Catheters provide a direct highway for bacteria into the bladder, bypassing the body’s normal barriers. The longer a catheter stays in place, the higher the infection risk. A weakened immune system from any cause, whether from medication, illness, or age, also makes it harder for the body to fight off bacteria before they reach the kidneys.

Previous urinary tract infections are one of the strongest predictors of future ones. Some people are simply more susceptible due to the way their cells interact with bacteria, making colonization easier each time. Holding urine for long periods or not drinking enough fluids can also contribute by reducing the flushing action that normally keeps bacterial counts low.

How a Kidney Infection Feels

The hallmark symptom is pain in your side or lower back, on the side of the affected kidney. This flank pain, combined with a fever and evidence of infection in your urine, is the combination that distinguishes a kidney infection from a simple bladder infection. Most people also experience chills, nausea, or vomiting. Some develop abdominal pain or a rapid heartbeat.

What catches some people off guard is that the typical bladder infection symptoms, the burning and urgency, are actually absent in about 20 percent of kidney infection cases. You can have a kidney infection without ever feeling like you had a bladder infection first. Fever is common but not universal either, so the combination of back or side pain with general illness is the signal to take seriously.

How It’s Identified and Treated

A urine sample showing bacteria and white blood cells, paired with flank pain and tenderness, is usually enough for a diagnosis. Imaging isn’t needed in straightforward cases. It becomes important when there’s concern about a stone causing the infection, when symptoms don’t improve within 48 to 72 hours of treatment, or when there are signs of a more serious complication like sepsis.

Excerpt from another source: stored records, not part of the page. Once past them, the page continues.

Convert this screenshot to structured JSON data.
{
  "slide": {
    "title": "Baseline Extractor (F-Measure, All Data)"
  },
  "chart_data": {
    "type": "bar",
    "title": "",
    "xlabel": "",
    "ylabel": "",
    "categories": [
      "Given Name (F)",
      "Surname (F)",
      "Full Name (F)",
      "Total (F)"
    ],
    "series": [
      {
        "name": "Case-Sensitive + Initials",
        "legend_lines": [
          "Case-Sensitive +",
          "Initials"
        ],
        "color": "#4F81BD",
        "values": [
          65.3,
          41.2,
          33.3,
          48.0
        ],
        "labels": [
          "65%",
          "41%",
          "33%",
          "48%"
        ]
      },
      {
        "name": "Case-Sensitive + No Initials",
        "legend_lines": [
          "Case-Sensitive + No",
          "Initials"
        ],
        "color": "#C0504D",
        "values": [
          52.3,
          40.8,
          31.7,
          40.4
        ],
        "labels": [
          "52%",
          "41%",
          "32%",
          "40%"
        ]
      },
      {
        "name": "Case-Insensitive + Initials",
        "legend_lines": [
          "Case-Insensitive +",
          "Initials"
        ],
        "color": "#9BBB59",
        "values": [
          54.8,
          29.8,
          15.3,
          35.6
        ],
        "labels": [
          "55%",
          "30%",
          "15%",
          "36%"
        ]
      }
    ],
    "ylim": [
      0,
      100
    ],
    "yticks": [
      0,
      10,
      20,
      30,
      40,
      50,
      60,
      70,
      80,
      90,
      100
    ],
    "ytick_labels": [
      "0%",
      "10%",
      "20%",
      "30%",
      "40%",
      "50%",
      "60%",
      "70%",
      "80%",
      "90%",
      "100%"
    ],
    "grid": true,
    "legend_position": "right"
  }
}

Most uncomplicated kidney infections are treated with antibiotics and resolve within one to two weeks. The key variable is whether anything is blocking urine flow. If a stone or structural problem is trapping bacteria, antibiotics alone may not be enough, and the underlying blockage needs to be addressed. Kidney infections that go untreated or that develop in people with obstructions can lead to permanent scarring of kidney tissue, so the combination of flank pain, fever, and feeling systemically unwell is not something to wait out.